Ist er nur Mann der christlichen Rechten? Oder spricht er auch andere Wählerschichten an, jenseits des ländlichen, bibeltreuen Mittleren Westens Amerikas? Kann er in New Hampshire bestehen? New Hampshire ist ein Bundesstaat mit wesentlich säkularer eingestellten Wählern als beispielsweise Iowa oder Arkansas. Wird er da sang- und klanglos untergehen, und wird danach sein Stern rasch verblassen, zumal er bisher kaum Geld in seiner Wahlkampfkasse hat?
Das wiederum hat zweifellos Mitt Romney, der Multimillionär und ehemalige Gouverneur von Massachusetts. Er hatte in Iowa eindeutig auf Sieg gesetzt. Er hat die Erwartungen nicht erfüllt, trotz all der Dollars, die er in den Wahlkampf gesteckt hat. 15 Mal mehr Geld als Huckabee hat er in Iowa ausgegeben.
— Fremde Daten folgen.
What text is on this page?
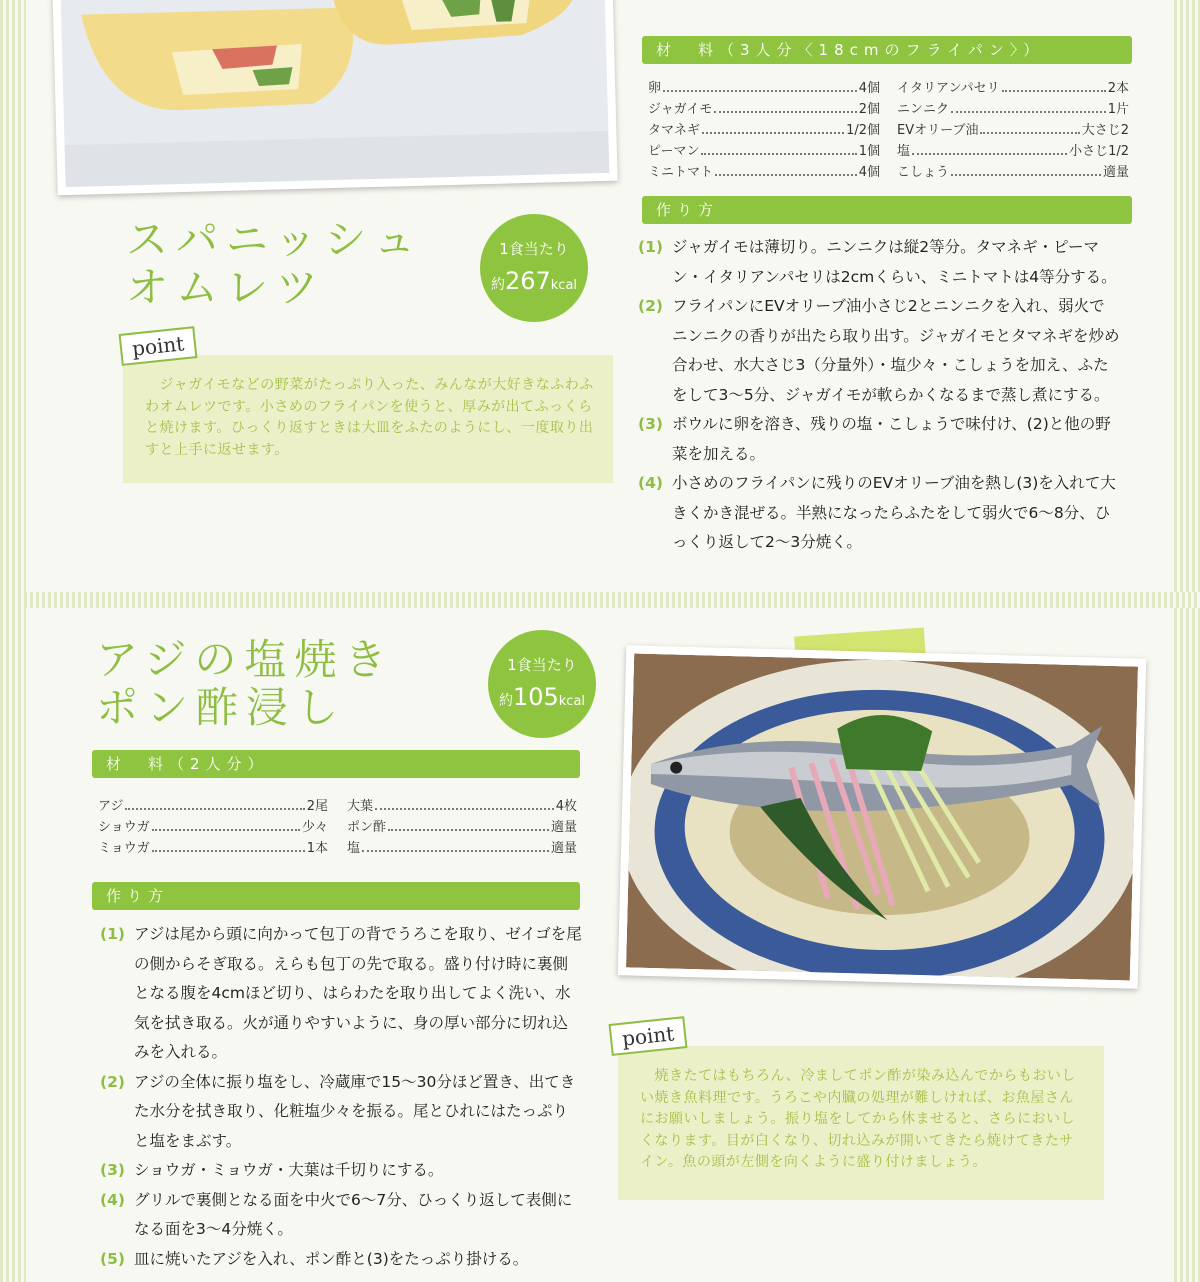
スパニッシュ
オムレツ
1食当たり
約267kcal
　ジャガイモなどの野菜がたっぷり入った、みんなが大好きなふわふわオムレツです。小さめのフライパンを使うと、厚みが出てふっくらと焼けます。ひっくり返すときは大皿をふたのようにし、一度取り出すと上手に返せます。
point
材　料（3人分〈18cmのフライパン〉）
卵	4個
ジャガイモ	2個
タマネギ	1/2個
ピーマン	1個
ミニトマト	4個
イタリアンパセリ	2本
ニンニク	1片
EVオリーブ油	大さじ2
塩	小さじ1/2
こしょう	適量
作り方
(1) ジャガイモは薄切り。ニンニクは縦2等分。タマネギ・ピーマン・イタリアンパセリは2cmくらい、ミニトマトは4等分する。
(2) フライパンにEVオリーブ油小さじ2とニンニクを入れ、弱火でニンニクの香りが出たら取り出す。ジャガイモとタマネギを炒め合わせ、水大さじ3（分量外）・塩少々・こしょうを加え、ふたをして3〜5分、ジャガイモが軟らかくなるまで蒸し煮にする。
(3) ボウルに卵を溶き、残りの塩・こしょうで味付け、(2)と他の野菜を加える。
(4) 小さめのフライパンに残りのEVオリーブ油を熱し(3)を入れて大きくかき混ぜる。半熟になったらふたをして弱火で6〜8分、ひっくり返して2〜3分焼く。
アジの塩焼き
ポン酢浸し
1食当たり
約105kcal
材　料（2人分）
アジ	2尾
ショウガ	少々
ミョウガ	1本
大葉	4枚
ポン酢	適量
塩	適量
作り方
(1) アジは尾から頭に向かって包丁の背でうろこを取り、ゼイゴを尾の側からそぎ取る。えらも包丁の先で取る。盛り付け時に裏側となる腹を4cmほど切り、はらわたを取り出してよく洗い、水気を拭き取る。火が通りやすいように、身の厚い部分に切れ込みを入れる。
(2) アジの全体に振り塩をし、冷蔵庫で15〜30分ほど置き、出てきた水分を拭き取り、化粧塩少々を振る。尾とひれにはたっぷりと塩をまぶす。
(3) ショウガ・ミョウガ・大葉は千切りにする。
(4) グリルで裏側となる面を中火で6〜7分、ひっくり返して表側になる面を3〜4分焼く。
(5) 皿に焼いたアジを入れ、ポン酢と(3)をたっぷり掛ける。
　焼きたてはもちろん、冷ましてポン酢が染み込んでからもおいしい焼き魚料理です。うろこや内臓の処理が難しければ、お魚屋さんにお願いしましょう。振り塩をしてから休ませると、さらにおいしくなります。目が白くなり、切れ込みが開いてきたら焼けてきたサイン。魚の頭が左側を向くように盛り付けましょう。
point
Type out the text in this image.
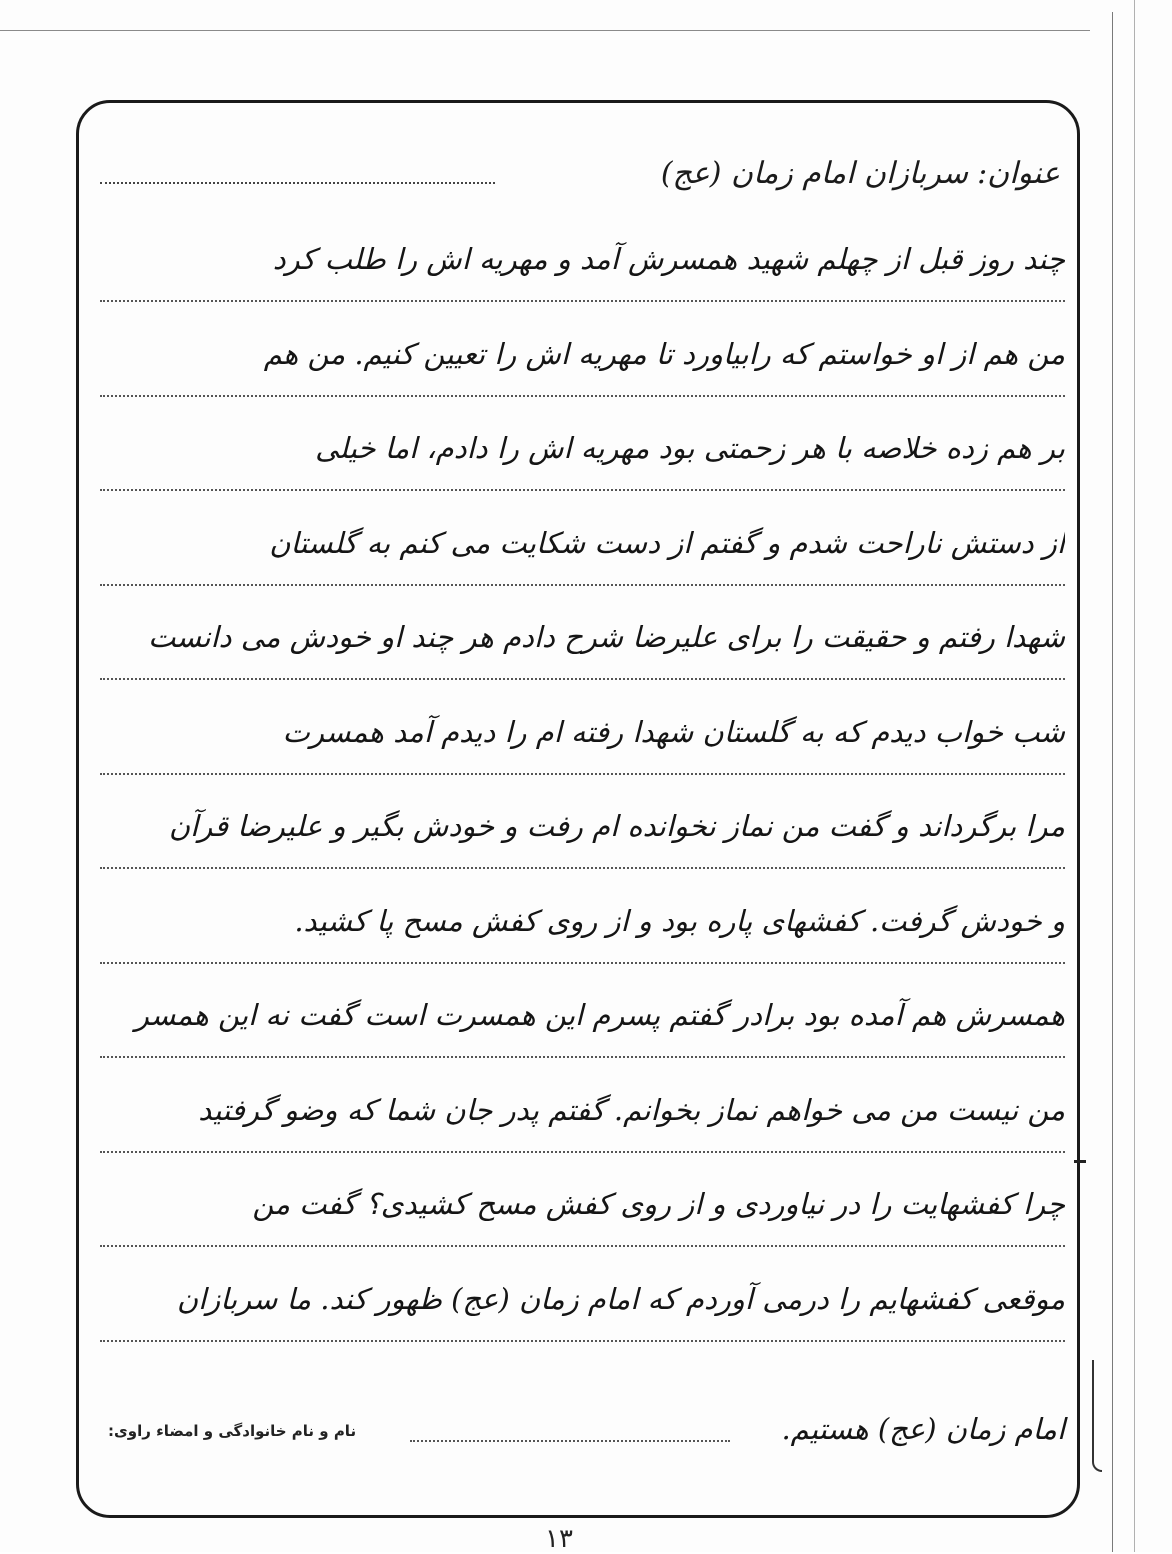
عنوان:
سربازان امام زمان (عج)
چند روز قبل از چهلم شهید همسرش آمد و مهریه اش را طلب کرد
من هم از او خواستم که رابیاورد تا مهریه اش را تعیین کنیم. من هم
بر هم زده خلاصه با هر زحمتی بود مهریه اش را دادم، اما خیلی
از دستش ناراحت شدم و گفتم از دست شکایت می کنم به گلستان
شهدا رفتم و حقیقت را برای علیرضا شرح دادم هر چند او خودش می دانست
شب خواب دیدم که به گلستان شهدا رفته ام را دیدم آمد همسرت
مرا برگرداند و گفت من نماز نخوانده ام رفت و خودش بگیر و علیرضا قرآن
و خودش گرفت. کفشهای پاره بود و از روی کفش مسح پا کشید.
همسرش هم آمده بود برادر گفتم پسرم این همسرت است گفت نه این همسر
من نیست من می خواهم نماز بخوانم. گفتم پدر جان شما که وضو گرفتید
چرا کفشهایت را در نیاوردی و از روی کفش مسح کشیدی؟ گفت من
موقعی کفشهایم را درمی آوردم که امام زمان (عج) ظهور کند. ما سربازان
امام زمان (عج) هستیم.
نام و نام خانوادگی و امضاء راوی:
۱۳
Und am Ende bleibt nur die doch irgendwie beruhigende Erkenntnis: You can’t buy votes – auch in den USA kann man keine Wahlen kaufen.
Bleiben noch zwei Kandidaten bei den Republikanern, die weiter hoffen können: Nicht der Schauspieler Fred Thompson, der mühsam einen dritten Platz in Iowa erreichte. Er wird nicht mehr lange durchhalten. Aber der alte Senator John McCain. Er hat Aufwind bekommen, den dritten Platz in Iowa nur knapp verfehlt und setzt nun auf Sieg in New Hampshire. Und Rudolph Giuliani, New Yorks früherer Bürgermeister, der ganz auf einen Erfolg bei der Vorwahl in Florida Ende Januar und dann bei den Wahlen in den großen Bundesstaaten wie Kalifornien und New York am 5. Februar hofft.
Bis dahin wird das Rennen auf jeden Fall offen bleiben. Und spannend. Auf beiden Seiten.